Thursday, June 23, 2016

Explore the Secret New York

In a city of millions there are some off-the-beaten-track attractions to inflame the imagination. Here is a quite short list of some of the more fascinating, less known places worth visiting around New York.

Mmuseumm

This is barely big enough to be called a room, let alone a museum. Nevertheless, consider a visit to this freight elevator turned display case which houses the “overlooked, dismissed, or ignored” items of the world. Created by filmmakers Alex Kalman and Benny and Josh Safdie, and sponsored by Kate, Andy, and Bea Spade, the space, which can hold three bodies at a time, holds rotating and permanent collections. Expect to see such oddities as the shoe that was thrown at George W. Bush at the Minister’s Palace in Baghdad; a hot water coil heater from Kaunus in Lithuania, and a plastic glove from Paradise Valley in Montana.
The National Museum of Mathematics (MoMath), at 11 East 26th Street between Fifth and Madison Avenues, across from Madison Square Park in the NoMad neighborhood of Manhattan, New York City, was chartered in 2009 and opened its doors in 2012. It is the only museum in North America dedicated solely to mathematics.
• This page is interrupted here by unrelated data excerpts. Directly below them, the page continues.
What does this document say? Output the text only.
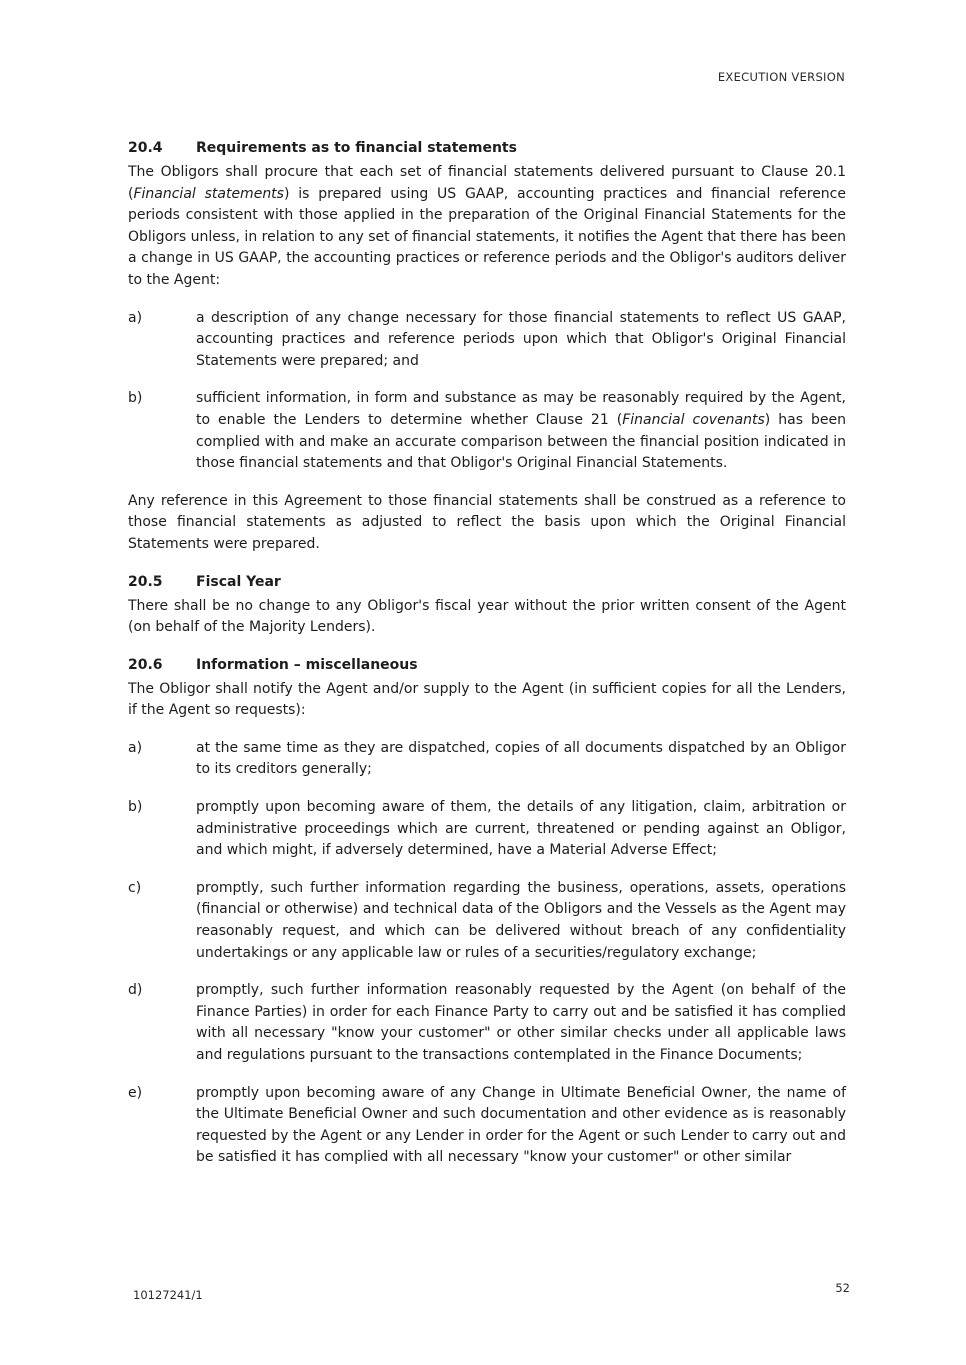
EXECUTION VERSION
20.4	Requirements as to financial statements

The Obligors shall procure that each set of financial statements delivered pursuant to Clause 20.1 (Financial statements) is prepared using US GAAP, accounting practices and financial reference periods consistent with those applied in the preparation of the Original Financial Statements for the Obligors unless, in relation to any set of financial statements, it notifies the Agent that there has been a change in US GAAP, the accounting practices or reference periods and the Obligor's auditors deliver to the Agent:

a)	a description of any change necessary for those financial statements to reflect US GAAP, accounting practices and reference periods upon which that Obligor's Original Financial Statements were prepared; and
b)	sufficient information, in form and substance as may be reasonably required by the Agent, to enable the Lenders to determine whether Clause 21 (Financial covenants) has been complied with and make an accurate comparison between the financial position indicated in those financial statements and that Obligor's Original Financial Statements.

Any reference in this Agreement to those financial statements shall be construed as a reference to those financial statements as adjusted to reflect the basis upon which the Original Financial Statements were prepared.

20.5	Fiscal Year

There shall be no change to any Obligor's fiscal year without the prior written consent of the Agent (on behalf of the Majority Lenders).

20.6	Information – miscellaneous

The Obligor shall notify the Agent and/or supply to the Agent (in sufficient copies for all the Lenders, if the Agent so requests):

a)	at the same time as they are dispatched, copies of all documents dispatched by an Obligor to its creditors generally;
b)	promptly upon becoming aware of them, the details of any litigation, claim, arbitration or administrative proceedings which are current, threatened or pending against an Obligor, and which might, if adversely determined, have a Material Adverse Effect;
c)	promptly, such further information regarding the business, operations, assets, operations (financial or otherwise) and technical data of the Obligors and the Vessels as the Agent may reasonably request, and which can be delivered without breach of any confidentiality undertakings or any applicable law or rules of a securities/regulatory exchange;
d)	promptly, such further information reasonably requested by the Agent (on behalf of the Finance Parties) in order for each Finance Party to carry out and be satisfied it has complied with all necessary "know your customer" or other similar checks under all applicable laws and regulations pursuant to the transactions contemplated in the Finance Documents;
e)	promptly upon becoming aware of any Change in Ultimate Beneficial Owner, the name of the Ultimate Beneficial Owner and such documentation and other evidence as is reasonably requested by the Agent or any Lender in order for the Agent or such Lender to carry out and be satisfied it has complied with all necessary "know your customer" or other similar
10127241/1	52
Photo by Beyond My Ken.

Dream House

In 1993 modern composer La Monte Young created this work in collaboration with visual artist Marian Zazeela as the end result of 40 years of work together. (They are also married to each other.) You enter the Dream House through a black door on Church Street in Tribeca where you will experience constantly changing soundwaves accompanied by neon pink light reflections. Zazeela explains: “together, the sound and light can be experienced as a new form, or new media: the sound and light environment. The experience of the two mediums together as one requires a new, or at least different, mode of attention.”

Museum of Mathematics

Also known as MoMath, this museum is unique as it deals with a subject most people just talk about, but never really see. Opened in 2012 after the Long Island Goudreau Museum of Mathematics shut its doors, the goal is to give people a sensory experience of what mathematical abstractions might look like or behave like in the real world. The museum will open your eyes as to how math shapes our everyday lives, including architecture, technology and art.